1月25日:Yさんと一日過ごす

1月25日(水)Yさんと一日過ごす

 

 向上することは愉しいと昨日は書いたけれど、人と親しくなることもまた愉しいものだ。昨日(24日)は人と一緒に一日を過ごした。その人は女性でYさんとしておこう。

 その前夜が徹夜で、予想していたよりも帰りが遅くなった。朝の6時くらいには帰れるだろうと見込んでいたのだけれど、帰ったのは7時だった。それから2時間ほど寝る。待ち合わせは11時だ。人を待たせるのがイヤなので、早目に着いておく。Yさんが来てくれるかどうか不安を感じながら待つ。彼女は時間通りに来てくれた。嬉しかった。

 それから何をするかと言うと、ただ歩くだけである。一緒に散歩を楽しむというのが目的だった。延々と歩く。疲れたらどこかで休む。そしてお喋りを愉しむ。僕はそれだけで十分愉しい(もちろんYさんがどう思うか分からないが、同じように楽しんでくれていたらなあとは願う)。そうして一緒に時間を過ごす。お互いのことが分かりあえるような感覚も覚える。Yさんのことも以前よりはよく理解できるようになったと思う。

 ところで、僕はYさんのような人がたまらなく好きなのである。内的な資産をたくさん有していながら、その資産を活用することもなく、また自分でもそのような資産を有していると信じることもできず、毎日負債ばかり増やしてしまっているというような人が好きなのだ。決して器用には生きていない人である。

不器用にしか生きられないという人に僕はたまらなく魅力を感じる。僕の勝手な印象では、器用に要領よく生きようとし過ぎる人が周りには多いなと感じている。そういう器用に振る舞い、要領よくスマートに生きる人たちは、確かにきれいに生きているし、何がしかの成功をしていることが多いように思う。それも立派な生き方であるとは思う。でも、僕はその人たちからは魅力を感じないのだ。もっと、どんくさくて、泥臭い生き方をしているような人の方が、僕には魅力的であり、そういう人と付き合いたいと思うのだ。

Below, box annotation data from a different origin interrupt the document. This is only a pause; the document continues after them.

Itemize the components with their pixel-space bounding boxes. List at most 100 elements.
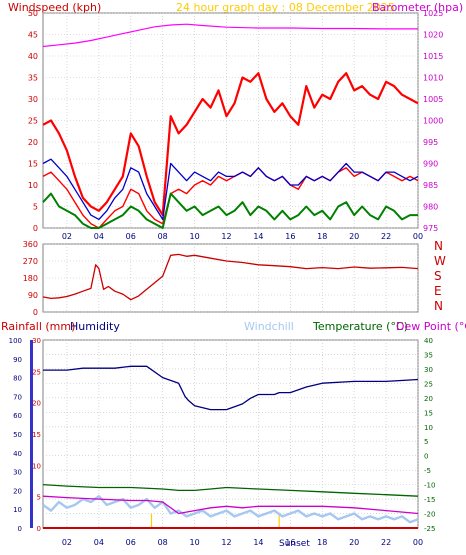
- time-tick-label: 18: [317, 538, 327, 547]
- direction-tick-label: 90: [28, 291, 38, 300]
- time-tick-label: 10: [190, 538, 200, 547]
- wind-direction-panel: 0 90 180 270 360: [23, 240, 419, 317]
- direction-letters: N W S E N: [434, 239, 446, 313]
- barometer-tick-label: 990: [423, 160, 438, 169]
- time-tick-label: 02: [62, 538, 72, 547]
- barometer-tick-label: 1010: [423, 74, 443, 83]
- windspeed-tick-label: 50: [28, 9, 38, 18]
- humidity-tick-label: 0: [18, 525, 22, 533]
- temperature-humidity-panel: 0102030405060708090100051015202530-25-20…: [9, 337, 436, 547]
- gust-series-line: [42, 72, 419, 217]
- humidity-tick-label: 90: [13, 356, 22, 364]
- humidity-tick-label: 100: [9, 337, 22, 345]
- windspeed-tick-label: 15: [28, 160, 38, 169]
- time-tick-label: 16: [285, 232, 295, 241]
- time-tick-label: 12: [221, 232, 231, 241]
- barometer-tick-label: 1015: [423, 52, 443, 61]
- windspeed-tick-label: 40: [28, 52, 38, 61]
- barometer-tick-label: 1025: [423, 9, 443, 18]
- time-tick-label: 08: [158, 232, 168, 241]
- time-tick-label: 06: [126, 538, 136, 547]
- time-tick-label: 22: [381, 232, 391, 241]
- humidity-scale-bar: [30, 340, 33, 528]
- windchill-axis-title: Windchill: [244, 320, 294, 333]
- time-tick-label: 14: [253, 232, 263, 241]
- time-tick-label: 08: [158, 538, 168, 547]
- temperature-tick-label: 0: [424, 453, 428, 461]
- humidity-tick-label: 10: [13, 506, 22, 514]
- direction-letter-w: W: [434, 254, 446, 268]
- wind-grid: [43, 12, 419, 229]
- temperature-tick-label: -15: [424, 496, 435, 504]
- direction-series-line: [42, 253, 419, 301]
- time-tick-label: 10: [190, 232, 200, 241]
- direction-tick-label: 360: [23, 240, 38, 249]
- time-tick-label: 20: [349, 538, 359, 547]
- direction-tick-label: 0: [33, 308, 38, 317]
- humidity-tick-label: 20: [13, 487, 22, 495]
- time-tick-label: 00: [413, 538, 423, 547]
- dewpoint-series-line: [42, 495, 419, 515]
- humidity-tick-label: 40: [13, 450, 22, 458]
- direction-letter-n-bottom: N: [434, 299, 443, 313]
- temperature-tick-label: 35: [424, 351, 433, 359]
- windspeed-tick-label: 0: [33, 224, 38, 233]
- windspeed-tick-label: 10: [28, 181, 38, 190]
- windspeed-axis-title: Windspeed (kph): [8, 1, 101, 14]
- temperature-axis-title: Temperature (°C): [312, 320, 408, 333]
- direction-letter-e: E: [434, 284, 442, 298]
- barometer-tick-label: 1005: [423, 95, 443, 104]
- panel-frame: [42, 339, 419, 529]
- humidity-series-line: [43, 365, 419, 411]
- windspeed-tick-label: 20: [28, 138, 38, 147]
- humidity-tick-label: 30: [13, 469, 22, 477]
- windchill-series-line: [42, 495, 419, 524]
- temperature-tick-label: -25: [424, 525, 435, 533]
- windspeed-tick-label: 5: [33, 203, 38, 212]
- rainfall-tick-label: 10: [32, 462, 41, 470]
- windspeed-tick-label: 30: [28, 95, 38, 104]
- barometer-tick-label: 995: [423, 138, 438, 147]
- rainfall-tick-label: 20: [32, 400, 41, 408]
- temperature-tick-label: 15: [424, 409, 433, 417]
- barometer-tick-label: 1000: [423, 117, 443, 126]
- graph-title: 24 hour graph day : 08 December 2025: [176, 1, 395, 14]
- direction-tick-label: 270: [23, 257, 38, 266]
- min_wind-series-line: [42, 192, 418, 229]
- barometer-axis-title: Barometer (hpa): [372, 1, 463, 14]
- time-tick-label: 22: [381, 538, 391, 547]
- direction-letter-n-top: N: [434, 239, 443, 253]
- windspeed-tick-label: 35: [28, 74, 38, 83]
- barometer-tick-label: 1020: [423, 31, 443, 40]
- windspeed-tick-label: 25: [28, 117, 38, 126]
- time-tick-label: 02: [62, 232, 72, 241]
- temperature-series-line: [42, 483, 419, 497]
- time-tick-label: 00: [413, 232, 423, 241]
- humidity-tick-label: 80: [13, 375, 22, 383]
- rainfall-tick-label: 5: [37, 494, 41, 502]
- temperature-tick-label: 20: [424, 395, 433, 403]
- time-tick-label: 20: [349, 232, 359, 241]
- humidity-axis-title: Humidity: [70, 320, 120, 333]
- barometer-series-line: [42, 23, 418, 48]
- dewpoint-axis-title: Dew Point (°C): [396, 320, 466, 333]
- wind-barometer-panel: 0510152025303540455097598098599099510001…: [28, 9, 444, 241]
- time-tick-label: 16: [285, 538, 295, 547]
- temperature-tick-label: 25: [424, 380, 433, 388]
- temperature-tick-label: -5: [424, 467, 431, 475]
- rainfall-axis-title: Rainfall (mm): [1, 320, 75, 333]
- wind-series-line: [42, 167, 419, 229]
- humidity-tick-label: 50: [13, 431, 22, 439]
- time-tick-label: 12: [221, 538, 231, 547]
- avg_wind-series-line: [42, 158, 419, 221]
- temperature-tick-label: -10: [424, 482, 435, 490]
- barometer-tick-label: 980: [423, 203, 438, 212]
- rainfall-tick-label: 0: [37, 525, 41, 533]
- time-tick-label: 18: [317, 232, 327, 241]
- barometer-tick-label: 975: [423, 224, 438, 233]
- direction-letter-s: S: [434, 269, 442, 283]
- temperature-tick-label: 30: [424, 366, 433, 374]
- temperature-tick-label: -20: [424, 511, 435, 519]
- temperature-tick-label: 10: [424, 424, 433, 432]
- barometer-tick-label: 985: [423, 181, 438, 190]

 なぜそう思うかって? それは僕自身がそれほど器用に要領よく生きられない人間だからだ。これまでも多くの回り道と逡巡を繰り返し、無駄なことをたくさんやってきた経験があるからだ。だからYさんのような人はやたらと親近感を覚えるのだ。どこか「僕と同類」という感じを抱いてしまうのである。

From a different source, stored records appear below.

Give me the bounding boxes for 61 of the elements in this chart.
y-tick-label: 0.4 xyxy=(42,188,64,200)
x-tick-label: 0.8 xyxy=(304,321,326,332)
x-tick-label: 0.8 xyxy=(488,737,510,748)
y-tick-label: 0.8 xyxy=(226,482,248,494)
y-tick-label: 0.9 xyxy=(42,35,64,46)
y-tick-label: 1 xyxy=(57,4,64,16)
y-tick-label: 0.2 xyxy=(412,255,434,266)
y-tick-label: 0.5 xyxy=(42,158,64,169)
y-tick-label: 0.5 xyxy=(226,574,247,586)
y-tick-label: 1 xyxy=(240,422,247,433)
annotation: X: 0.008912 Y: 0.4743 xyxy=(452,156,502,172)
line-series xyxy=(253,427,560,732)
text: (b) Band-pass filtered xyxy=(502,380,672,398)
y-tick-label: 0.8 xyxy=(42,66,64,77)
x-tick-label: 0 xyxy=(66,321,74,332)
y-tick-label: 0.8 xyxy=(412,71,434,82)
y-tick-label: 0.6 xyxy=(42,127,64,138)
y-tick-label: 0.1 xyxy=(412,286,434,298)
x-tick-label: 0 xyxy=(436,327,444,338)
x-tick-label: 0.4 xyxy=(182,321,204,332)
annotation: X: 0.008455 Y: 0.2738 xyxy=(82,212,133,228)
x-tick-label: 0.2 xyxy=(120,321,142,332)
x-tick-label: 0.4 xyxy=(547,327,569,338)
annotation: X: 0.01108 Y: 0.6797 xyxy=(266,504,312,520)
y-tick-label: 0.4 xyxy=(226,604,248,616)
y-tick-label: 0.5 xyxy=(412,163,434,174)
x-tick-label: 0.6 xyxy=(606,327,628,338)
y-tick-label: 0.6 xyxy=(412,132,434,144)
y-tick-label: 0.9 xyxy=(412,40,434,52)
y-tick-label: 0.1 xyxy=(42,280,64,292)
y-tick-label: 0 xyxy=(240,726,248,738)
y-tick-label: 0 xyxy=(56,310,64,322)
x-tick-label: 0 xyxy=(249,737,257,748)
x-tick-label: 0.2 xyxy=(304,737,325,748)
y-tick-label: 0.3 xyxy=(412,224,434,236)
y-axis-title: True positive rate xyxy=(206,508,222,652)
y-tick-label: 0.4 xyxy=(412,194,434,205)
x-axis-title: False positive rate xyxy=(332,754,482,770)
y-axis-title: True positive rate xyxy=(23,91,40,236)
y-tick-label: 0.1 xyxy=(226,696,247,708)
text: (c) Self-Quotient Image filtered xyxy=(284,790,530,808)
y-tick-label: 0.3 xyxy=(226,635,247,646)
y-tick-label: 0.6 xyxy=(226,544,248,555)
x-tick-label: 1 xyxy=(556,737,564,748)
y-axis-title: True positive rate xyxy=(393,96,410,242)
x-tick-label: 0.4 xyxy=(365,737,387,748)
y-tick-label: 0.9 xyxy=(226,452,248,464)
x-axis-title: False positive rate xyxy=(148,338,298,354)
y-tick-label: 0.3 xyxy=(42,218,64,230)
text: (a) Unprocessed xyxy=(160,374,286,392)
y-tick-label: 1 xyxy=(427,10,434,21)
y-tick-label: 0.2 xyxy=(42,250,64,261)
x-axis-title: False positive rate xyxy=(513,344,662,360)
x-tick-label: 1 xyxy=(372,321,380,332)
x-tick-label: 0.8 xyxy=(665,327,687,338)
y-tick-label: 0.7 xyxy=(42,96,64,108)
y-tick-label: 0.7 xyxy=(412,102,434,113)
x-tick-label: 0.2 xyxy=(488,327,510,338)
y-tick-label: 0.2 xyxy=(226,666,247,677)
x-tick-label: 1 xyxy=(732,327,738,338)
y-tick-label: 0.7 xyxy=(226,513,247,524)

 クライアントにもそういう人が多かった。僕が好きになるクライアントはそういう人だ。そういう人が自分の資産に気づき、活用していくようになると、僕はとても幸せに感じる。

 Yさんも自分の資産に気づき、それを活用していくことができれば、もっと自分の人生を追及していくようになるだろうと僕は予測している。そして是非そうなって欲しいとさえ願っている。今のYさんには、そこに至るまでにまだ少し道のりがあるようだけど、いつかそういう時が来ると僕は信じている。

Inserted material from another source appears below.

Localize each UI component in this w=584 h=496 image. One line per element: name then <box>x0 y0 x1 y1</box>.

 あんまり書くと、まるでYさんが「ダメな人」のように見えてしまうかもしれないので、これくらいにしておく。決してYさんのことを「ダメな人」と書いているわけではない。むしろその逆のことを書いているつもりである。誤解のないように、そこだけは強調しておきたい。

 Yさんのおかげで、昨日は有意義な一日を過ごすことができた。学んだことや発見したことも多かった。僕の一方的な散歩に付き合ってくれたYさんには本当に感謝するばかりである。

 関係を築くことも愉しいことである。